Safety in computing
Posted 13 February 2010 - 03:02 AM
Was recently reading an article from CNET on the "safety" of the Windows vs Mac platforms, and it came to mind, are we any "safer" now than what we were in the late 90s or early 90s when a lot of us got MBR viruses?
It occurred to me that on the same premise that many of us consider a mac to be safer due to its smaller user base compared to the more recent NT based OSs, would it be safer to say also that our old OSs of choice based on DOS may be "safer" now that they don't have such a broad user base as they used to, this of course assuming you're not using IE, I know it is probably a ridiculous question, but there are still a lot of corporate environments running what a lot of us would consider ancient OSs and ancient methods of DB and storage.
I'd like yalls opinions
Posted 13 February 2010 - 11:19 AM
as for Apple, I will admit I cant discuss Apple rationally due to my deep seething hatred of their fanboy crowd. Most of my Apple discussions just end up making me want to beat the crap out of Justin Long and arent very constructive.
Back to XP though. if you compare XP RTM with an up-to-date copy of XP SP3 youll see tons of differences in security and functionality.
.NET, USB2.0, Bluetooth, IPv6, WiFi WPA 1/2, Security Center Functionality and WGA were all updated or added to the OS during its lifecycle as well as countless security patches were/are distributed for the OS so its a very different OS now than when it RTMed but at its heart it hasnt moved forward. I hate car analogies but XP is looking more and more like a riced up clown car its owner is trying to get taken seriously at a carshow.
I still run Windows server 2003 on my servers and even though it is technically a different kernel it still annoys me in a lot of the same ways XP does and I cant wait to get them on 2008 R2 but i just havent had the time.
Even though I loathe working on it, I have accepted that in my "corporate enviroment" I will probably have to tolerate XP in some capacity for at least another 3-5 years.
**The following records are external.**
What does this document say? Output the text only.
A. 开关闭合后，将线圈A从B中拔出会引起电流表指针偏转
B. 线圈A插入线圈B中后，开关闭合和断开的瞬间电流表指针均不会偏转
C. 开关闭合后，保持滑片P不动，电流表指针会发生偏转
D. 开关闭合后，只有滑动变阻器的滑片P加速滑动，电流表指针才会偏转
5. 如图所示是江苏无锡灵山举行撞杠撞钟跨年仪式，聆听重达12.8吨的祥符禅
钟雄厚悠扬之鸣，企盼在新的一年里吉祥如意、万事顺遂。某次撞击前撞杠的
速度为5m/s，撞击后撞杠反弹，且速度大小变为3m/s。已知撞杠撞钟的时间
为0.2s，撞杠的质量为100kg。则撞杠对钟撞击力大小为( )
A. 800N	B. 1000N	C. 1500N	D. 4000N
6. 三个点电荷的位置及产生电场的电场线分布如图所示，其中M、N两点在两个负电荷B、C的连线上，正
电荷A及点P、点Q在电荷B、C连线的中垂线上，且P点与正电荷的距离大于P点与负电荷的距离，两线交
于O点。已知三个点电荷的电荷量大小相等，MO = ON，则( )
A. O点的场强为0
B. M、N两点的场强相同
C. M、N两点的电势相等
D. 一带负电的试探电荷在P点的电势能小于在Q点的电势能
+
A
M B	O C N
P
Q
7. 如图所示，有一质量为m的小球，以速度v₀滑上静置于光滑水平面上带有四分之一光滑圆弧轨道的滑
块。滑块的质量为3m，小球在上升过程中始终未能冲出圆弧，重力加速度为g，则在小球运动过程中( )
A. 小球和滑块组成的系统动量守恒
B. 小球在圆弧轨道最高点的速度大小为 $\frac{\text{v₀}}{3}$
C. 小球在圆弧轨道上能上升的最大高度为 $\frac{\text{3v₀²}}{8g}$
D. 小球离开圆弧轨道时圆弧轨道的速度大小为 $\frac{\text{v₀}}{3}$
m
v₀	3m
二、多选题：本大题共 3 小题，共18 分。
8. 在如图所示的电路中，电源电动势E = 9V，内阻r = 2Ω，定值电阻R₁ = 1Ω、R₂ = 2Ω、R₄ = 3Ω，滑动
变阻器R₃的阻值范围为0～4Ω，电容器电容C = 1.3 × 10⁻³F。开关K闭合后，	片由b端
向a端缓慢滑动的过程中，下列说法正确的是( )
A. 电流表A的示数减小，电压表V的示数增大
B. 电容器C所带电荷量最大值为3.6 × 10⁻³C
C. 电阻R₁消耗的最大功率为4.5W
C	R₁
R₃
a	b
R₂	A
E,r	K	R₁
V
Ive stopped deploying new machines with XP shortly after the release of Windows 7(Due to Vistas bad rap I had offered staff members the choice of running XP instead just to reduce the whining) but now I have begun the slow transition to moving everyone onto Windows 7 and slowly as my XP machines die out and are replaced I wont have to deal with it anymore.
Posted 13 February 2010 - 01:36 PM
Posted 14 February 2010 - 03:31 AM
Apple has a tendency to tell PC that it has "no viruses, spyware or tons fo headaches" which is the general non IT public perception of a Mac platform, although we know that not to be entirely true.
It seems that in the way that the hardware surpassed many of our needs when it comes to software, it seems that the software has lost its ability to surpass hardware limitations, today Windows 7 takes up a good 8GB of space after installed, and a Ubuntu Install takes a lot of space also, I know we may have a lot of storage today don't get me wrong, it just seems maybe if we had more hardware limitations our software could actually work better for us by trying to surpass those limitations, the same way software developers work on mobile platforms that have very little space does that make sense to you?
Posted 14 February 2010 - 01:04 PM
Safe against who or what?
For how long?
Both the new and the old operating systems have their strengths and weaknesses. When it's all said and done, security is a tradeoff. Convenience and security are opposing concepts. Windows default-permit design is also in direct opposition to security. No matter what version you use, whether it's 98 or Windows 7, you have to find that point in between that's right for you. All of them can be attacked. Likewise, all of them can be made safe to use.
Posted 22 February 2010 - 11:03 PM
Yes, tight and well performant code should be a goal of every developer, but not at the expense of readability and supportability. I for one am glad that lots of computers nowadays have multiple (real) CPU cores and lots of memory - hopefully it will bring about programs that make good use of those resources.
Posted 22 April 2010 - 01:00 PM
Every OS can be a virus Petri box as it can be unattackable depending on the configuration.
What's worse about security is the last fashions of the all-internet stuffs which often require dangerous relaxations of safety measures and added software which can be exploited.
Like Firwall exceptions, autoupdates, sharing access etc.
Digital video has been completely overtaken by the YouTube format. This alone is a safety breach because it forces you to enable activeX.
If poeple could live without activeX (and be able to watch movies without it), the world of PC would be much safer already.